In Britain, criminals hanged for murder were distributed to local medical schools for dissection, but there were never enough bodies to meet demand. Because of the shortages, a brisk trade arose in illicit bodies stolen from churchyards. Many people lived in severe dread of having their bodies dug up and violated. A well-known case was that of the celebrated Irish giant Charles Byrne (1761–83). At seven feet seven inches, Byrne was the tallest man in Europe. His skeleton was coveted by the anatomist and collector John Hunter. Terrified of being dissected, Byrne arranged that when he died his coffin would be taken out to sea and dropped in deep water, but Hunter managed to bribe the ship’s captain with whom Byrne had made the arrangement, and instead Byrne’s body was brought to Hunter’s residence in Earl’s Court, London, where it was dissected while practically still warm. For decades, Byrne’s lanky bones have hung in a display case in the Hunterian Museum of the Royal College of Surgeons in London. However, in 2018 the museum was closed for a three-year-long refurbishment, and there has been talk of allowing Byrne to be buried at sea in fulfillment of his final request.
As medical schools proliferated, the problem of supply steadily worsened. In 1831, London had nine hundred medical students but just eleven executed bodies to share between them. The following year, Parliament passed the Anatomy Act, which made the punishments for grave robbing more severe but also allowed dissecting institutions to take anyone who died penniless in a workhouse, which made a lot of paupers very unhappy but increased the supply considerably.
The rise of scholarly dissection coincided with an improvement in the standard of medical and anatomical textbooks. The most influential anatomical work of the period—and indeed ever since—was Anatomy: Descriptive and Surgical, first published in 1858 in London and known ever since as Gray’s Anatomy, after its author, Henry Gray.
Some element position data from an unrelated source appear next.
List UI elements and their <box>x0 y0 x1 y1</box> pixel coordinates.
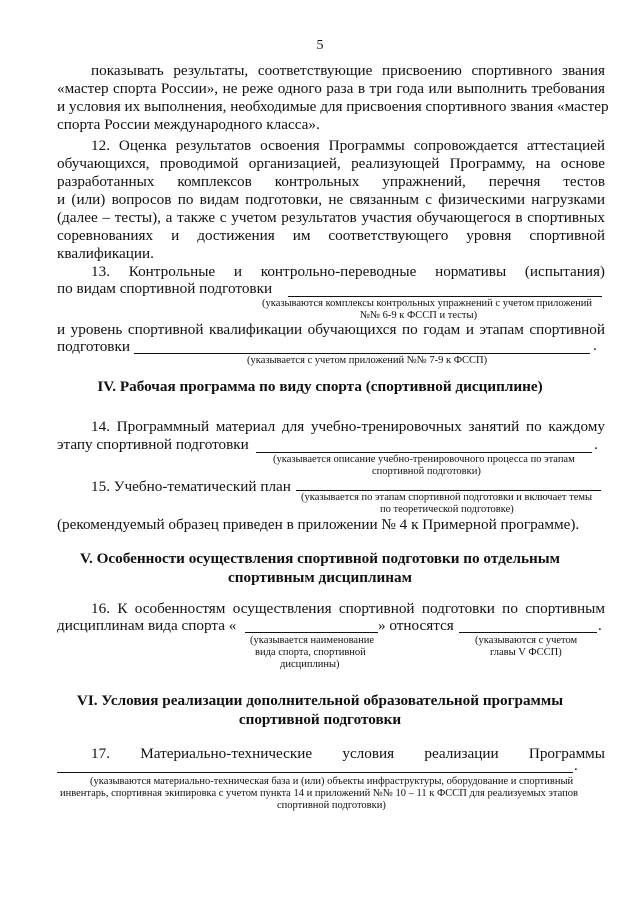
period: . <box>574 758 578 774</box>
text-line: дисциплинам вида спорта « <box>57 617 237 634</box>
field-caption: инвентарь, спортивная экипировка с учетом пункта 14 и приложений №№ 10 – 11 к ФССП для реализуемых этапов <box>60 788 578 799</box>
text-line: 16. К особенностям осуществления спортивной подготовки по спортивным <box>91 600 605 617</box>
field-caption: главы V ФССП) <box>490 647 562 658</box>
period: . <box>598 618 602 634</box>
field-caption: по теоретической подготовке) <box>380 504 514 515</box>
text-line: этапу спортивной подготовки <box>57 436 249 453</box>
field-caption: дисциплины) <box>280 659 340 670</box>
fill-in-blank-line <box>459 632 597 633</box>
text-line: показывать результаты, соответствующие присвоению спортивного звания <box>91 62 605 79</box>
text-line: квалификации. <box>57 245 154 262</box>
field-caption: (указывается описание учебно-тренировочного процесса по этапам <box>273 454 575 465</box>
field-caption: (указывается наименование <box>250 635 374 646</box>
text-line: разработанных комплексов контрольных упражнений, перечня тестов <box>57 173 605 190</box>
text-line: 17. Материально-технические условия реализации Программы <box>91 745 605 762</box>
field-caption: (указываются материально-техническая база и (или) объекты инфраструктуры, оборудование и спортивный <box>90 776 574 787</box>
page-number: 5 <box>316 38 324 53</box>
field-caption: спортивной подготовки) <box>277 800 386 811</box>
text-line: 13. Контрольные и контрольно-переводные нормативы (испытания) <box>91 263 605 280</box>
section-heading: спортивной подготовки <box>238 711 402 728</box>
text-line: » относятся <box>378 617 454 634</box>
text-line: и (или) вопросов по видам подготовки, не связанным с физическими нагрузками <box>57 191 605 208</box>
text-line: и условия их выполнения, необходимые для присвоения спортивного звания «мастер <box>57 98 609 115</box>
text-line: обучающихся, проводимой организацией, реализующей Программу, на основе <box>57 155 605 172</box>
text-line: и уровень спортивной квалификации обучающихся по годам и этапам спортивной <box>57 321 605 338</box>
field-caption: (указывается с учетом приложений №№ 7-9 к ФССП) <box>247 355 488 366</box>
field-caption: спортивной подготовки) <box>372 466 481 477</box>
section-heading: IV. Рабочая программа по виду спорта (спортивной дисциплине) <box>97 378 543 395</box>
period: . <box>593 338 597 354</box>
field-caption: вида спорта, спортивной <box>255 647 366 658</box>
field-caption: (указываются комплексы контрольных упражнений с учетом приложений <box>262 298 593 309</box>
section-heading: VI. Условия реализации дополнительной образовательной программы <box>76 692 564 709</box>
text-line: по видам спортивной подготовки <box>57 280 273 297</box>
fill-in-blank-line <box>57 772 573 773</box>
text-line: 15. Учебно-тематический план <box>91 478 291 495</box>
text-line: 14. Программный материал для учебно-тренировочных занятий по каждому <box>91 418 605 435</box>
text-line: (рекомендуемый образец приведен в приложении № 4 к Примерной программе). <box>57 516 580 533</box>
field-caption: (указывается по этапам спортивной подготовки и включает темы <box>301 492 593 503</box>
text-line: «мастер спорта России», не реже одного раза в три года или выполнить требования <box>57 80 605 97</box>
period: . <box>594 437 598 453</box>
fill-in-blank-line <box>245 632 378 633</box>
text-line: (далее – тесты), а также с учетом результатов участия обучающегося в спортивных <box>57 209 605 226</box>
text-line: спорта России международного класса». <box>57 116 320 133</box>
section-heading: V. Особенности осуществления спортивной подготовки по отдельным <box>79 550 561 567</box>
text-line: подготовки <box>57 338 130 355</box>
section-heading: спортивным дисциплинам <box>228 569 412 586</box>
field-caption: №№ 6-9 к ФССП и тесты) <box>360 310 478 321</box>
text-line: 12. Оценка результатов освоения Программы сопровождается аттестацией <box>91 137 605 154</box>
text-line: соревнованиях и достижения им соответствующего уровня спортивной <box>57 227 605 244</box>
field-caption: (указываются с учетом <box>475 635 578 646</box>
Henry Gray was a rising young demonstrator of anatomy at St. George’s Hospital at Hyde Park Corner in London (the building still stands but is now a luxury hotel) when he decided to produce a definitive and modern anatomical guide. Gray was still only in his twenties when he began work on the book in 1855. For the illustrations, he commissioned a medical student at St. George’s named Henry Vandyke Carter for a payment of £150 spread over fifteen months. Carter was painfully shy but highly gifted. All of his illustrations had to be drawn in reverse so that they would print the right way around on paper, which must have been an almost unimaginable challenge. Carter did not only all 363 drawings but also nearly all of the preparatory dissection. Although many other anatomy books were available, Gray’s, in the words of one biographer, “eclipsed all others, partly for its meticulous detail, partly for its emphasis on surgical anatomy, but most of all perhaps for the excellence of the illustrations.”